In 2015, the UK’s NICE agreed to cover Vimizim to treat the ultra-rare condition mucopolysaccharidosis type IVa (MPS IVa). Despite doubts about efficacy, NICE ruled positively, in part after hearing from patients, experts and PAGs about Vimizim’s “substantial benefits” that weren’t captured by the official, prospectively specified primary endpoint used in pivotal clinical trials as a proxy for endurance.

NICE gave weight to evidence from cross-sectional surveys in which patients and families said the effect of MPS IVa on QoL, and its effect on caregivers, are related to how much the patients rely on wheelchairs. The survey revealed MPS IVa patients required up to 15 hours of care per day, causing caregivers stress, lack of sleep, back pain, anxiety, and depression, with negative effects on family social life and finances.

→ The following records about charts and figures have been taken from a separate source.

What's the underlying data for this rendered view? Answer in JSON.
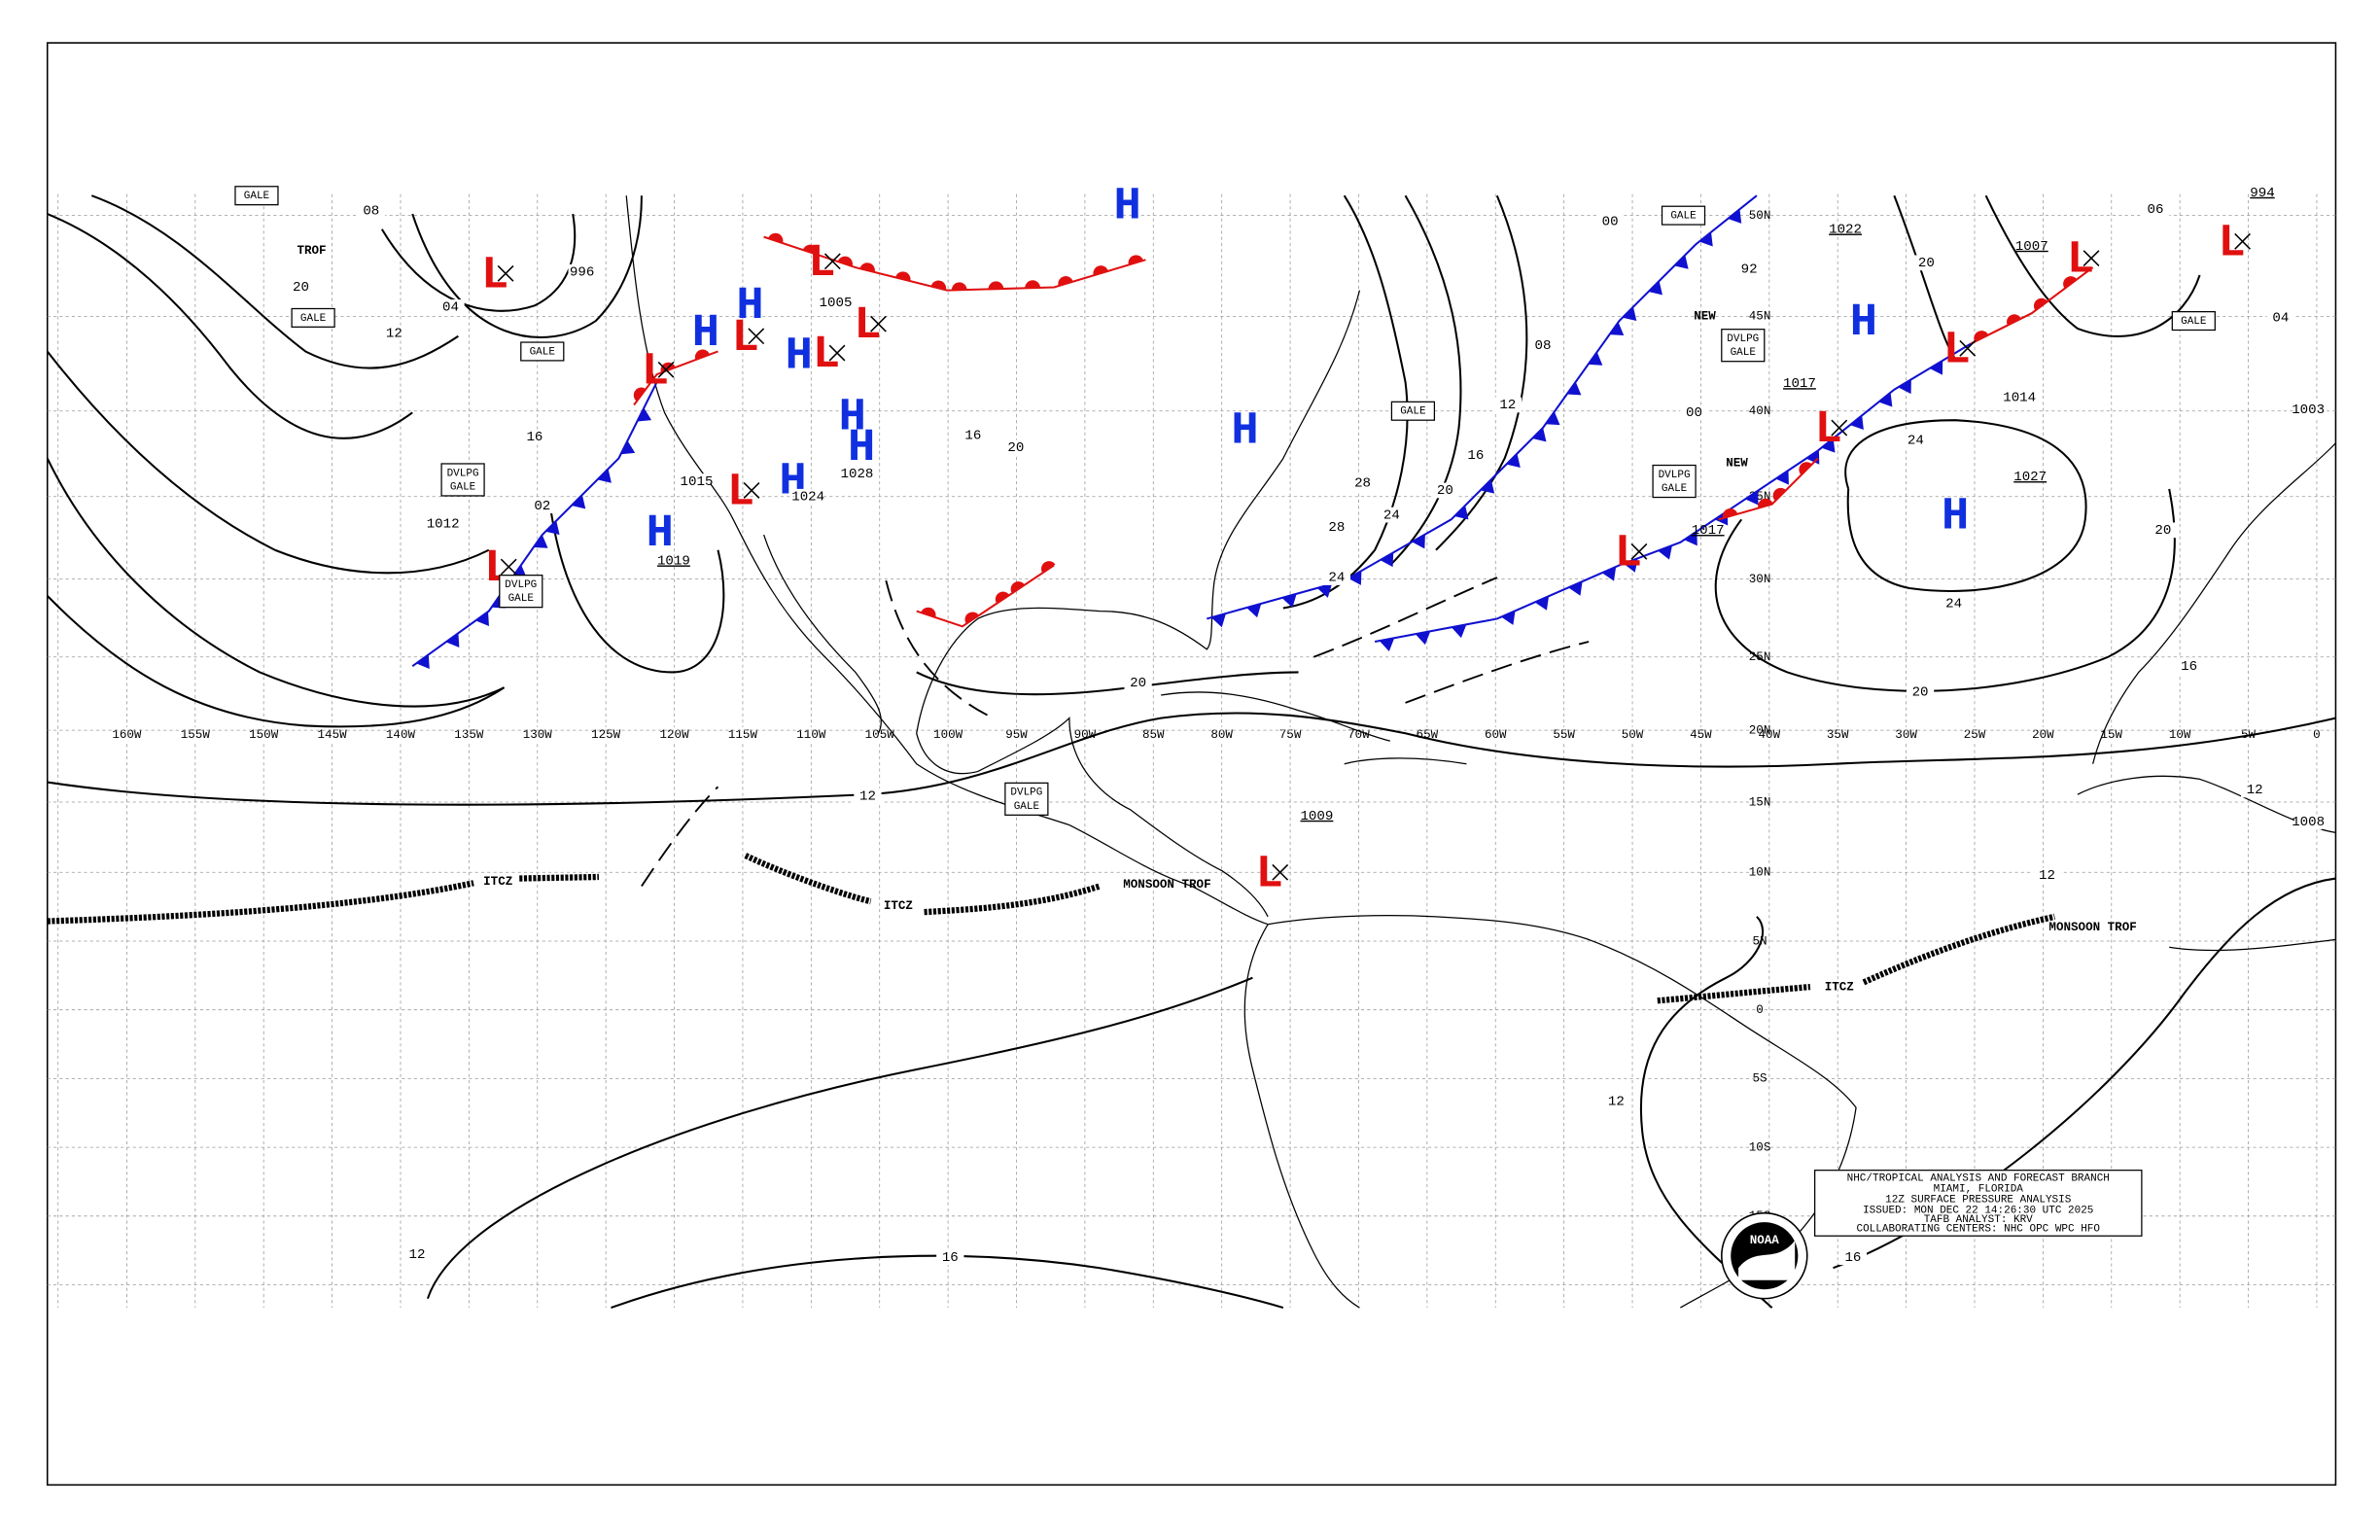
{
  "grid": {
    "longitude_labels": [
      "160W",
      "155W",
      "150W",
      "145W",
      "140W",
      "135W",
      "130W",
      "125W",
      "120W",
      "115W",
      "110W",
      "105W",
      "100W",
      "95W",
      "90W",
      "85W",
      "80W",
      "75W",
      "70W",
      "65W",
      "60W",
      "55W",
      "50W",
      "45W",
      "40W",
      "35W",
      "30W",
      "25W",
      "20W",
      "15W",
      "10W",
      "5W",
      "0"
    ],
    "latitude_labels": [
      "50N",
      "45N",
      "40N",
      "35N",
      "30N",
      "25N",
      "20N",
      "15N",
      "10N",
      "5N",
      "0",
      "5S",
      "10S",
      "15S"
    ]
  },
  "centers": [
    {
      "symbol": "L"
    },
    {
      "symbol": "L"
    },
    {
      "symbol": "H"
    },
    {
      "symbol": "H"
    },
    {
      "symbol": "L"
    },
    {
      "symbol": "H"
    },
    {
      "symbol": "L"
    },
    {
      "symbol": "L"
    },
    {
      "symbol": "L"
    },
    {
      "symbol": "H"
    },
    {
      "symbol": "H"
    },
    {
      "symbol": "H"
    },
    {
      "symbol": "L"
    },
    {
      "symbol": "H",
      "pressure": "1019"
    },
    {
      "symbol": "L"
    },
    {
      "symbol": "H"
    },
    {
      "symbol": "H"
    },
    {
      "symbol": "L",
      "pressure": "1017"
    },
    {
      "symbol": "L",
      "pressure": "1017"
    },
    {
      "symbol": "L"
    },
    {
      "symbol": "L",
      "pressure": "1007"
    },
    {
      "symbol": "L",
      "pressure": "994"
    },
    {
      "symbol": "H",
      "pressure": "1022"
    },
    {
      "symbol": "H",
      "pressure": "1027"
    },
    {
      "symbol": "L",
      "pressure": "1009"
    }
  ],
  "isobar_labels": [
    "08",
    "04",
    "20",
    "12",
    "16",
    "02",
    "996",
    "1012",
    "1015",
    "1005",
    "1024",
    "1028",
    "00",
    "92",
    "00",
    "08",
    "12",
    "16",
    "20",
    "24",
    "28",
    "28",
    "24",
    "20",
    "16",
    "20",
    "12",
    "12",
    "16",
    "12",
    "16",
    "12",
    "12",
    "16",
    "20",
    "24",
    "24",
    "20",
    "20",
    "06",
    "04",
    "1014",
    "1003",
    "1008"
  ],
  "boxed_labels": [
    {
      "lines": [
        "GALE"
      ]
    },
    {
      "lines": [
        "GALE"
      ]
    },
    {
      "lines": [
        "GALE"
      ]
    },
    {
      "lines": [
        "DVLPG",
        "GALE"
      ]
    },
    {
      "lines": [
        "DVLPG",
        "GALE"
      ]
    },
    {
      "lines": [
        "GALE"
      ]
    },
    {
      "lines": [
        "GALE"
      ]
    },
    {
      "lines": [
        "DVLPG",
        "GALE"
      ]
    },
    {
      "lines": [
        "DVLPG",
        "GALE"
      ]
    },
    {
      "lines": [
        "DVLPG",
        "GALE"
      ]
    },
    {
      "lines": [
        "GALE"
      ]
    }
  ],
  "feature_labels": [
    "TROF",
    "NEW",
    "NEW",
    "ITCZ",
    "ITCZ",
    "ITCZ",
    "MONSOON TROF",
    "MONSOON TROF"
  ],
  "info_box": {
    "lines": [
      "NHC/TROPICAL ANALYSIS AND FORECAST BRANCH",
      "MIAMI, FLORIDA",
      "12Z SURFACE PRESSURE ANALYSIS",
      "ISSUED: MON DEC 22 14:26:30 UTC 2025",
      "TAFB ANALYST: KRV",
      "COLLABORATING CENTERS: NHC OPC WPC HFO"
    ],
    "logo": "NOAA"
  }
}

Families provided anecdotal evidence that some children receiving Vimizim continued to grow, experienced less physical deterioration, avoided surgery and remained independent of a wheelchair.

By engaging in the NICE review process, patients and their families helped define and validate a real-world endpoint.

Investing in a smart, tailored RWE plan from the beginning of drug development may seem expensive and premature, but it can lead to significant cost savings.

Some companies worry that RWE will not show the same magnitude of benefits as RCTs. But sponsors who include credible RWE in their development plans are being viewed more favorably by payers.

RWE should demonstrate the added-value a new technology can bring, what outcomes it can achieve, and what cost-savings are possible. Success demands integrating evidence collection, analysis, and medical communications throughout a product’s lifecycle. Effective integration can come from within, or through coordination with external experts.